Rallies of nurses are underway in 20 locations around the country calling on political parties to address staff shortages.
The Nurses Organisation said it was calling on its 57,000 members to unite against unsafe staffing levels and an under-valuing of the work they do.
Nurses are being joined by midwives, health care assistants and kaimahi hauora working in hospitals, aged care, primary health care, Plunket and hospices as well as those involved with Māori healthcare.
The organisation's spokesperson for Auckland, Kerri Nuku, said the rallies were about highlighting the crisis.
"The crisis is the short staffing, the continual under-assessment, inadequate funding of the health sector. It is an essential resource and therefore the impact it has had on communities."
Nuku said she hoped the community would hear the stories of nursing and get behind their cause.

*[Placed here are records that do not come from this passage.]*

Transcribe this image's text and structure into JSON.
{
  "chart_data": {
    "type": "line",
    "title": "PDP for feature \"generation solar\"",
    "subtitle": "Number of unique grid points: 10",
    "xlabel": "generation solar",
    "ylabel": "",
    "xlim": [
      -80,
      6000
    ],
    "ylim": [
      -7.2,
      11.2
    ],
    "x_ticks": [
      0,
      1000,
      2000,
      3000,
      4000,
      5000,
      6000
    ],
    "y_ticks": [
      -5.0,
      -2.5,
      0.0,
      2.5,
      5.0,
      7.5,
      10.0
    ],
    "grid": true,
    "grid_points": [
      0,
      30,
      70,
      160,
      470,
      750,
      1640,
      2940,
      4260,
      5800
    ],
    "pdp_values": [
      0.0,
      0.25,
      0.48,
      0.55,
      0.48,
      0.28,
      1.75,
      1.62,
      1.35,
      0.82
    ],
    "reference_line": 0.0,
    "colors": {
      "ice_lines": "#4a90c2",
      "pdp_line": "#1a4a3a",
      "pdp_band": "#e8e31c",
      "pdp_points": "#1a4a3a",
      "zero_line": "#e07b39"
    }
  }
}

She also expressed the hope the problems in the sector would be an election issue.
This week NZNO chief executive Paul Goulter said in a statement the industrial action was a chance to call on politicians to have policies to address the nursing shortage.
"So much has been asked of nurses, and they have delivered like the courageous and professional workforce they are, right across the health sector.
"But decades of poor planning, inadequate funding and outright neglect across successive governments have led us to a time of absolute crisis in terms of pay, staffing resources and morale across the nursing sector."
He said it was soul-destroying for nurses to know they were not providing adequate care and it was little wonder thousands were leaving to work in Australia.
The NZNO intends launching a petition at the rallies calling on political parties to fix the nursing crisis.
Goulter said the country needed another 4000-5000 nurses and everything possible should be done "without delay".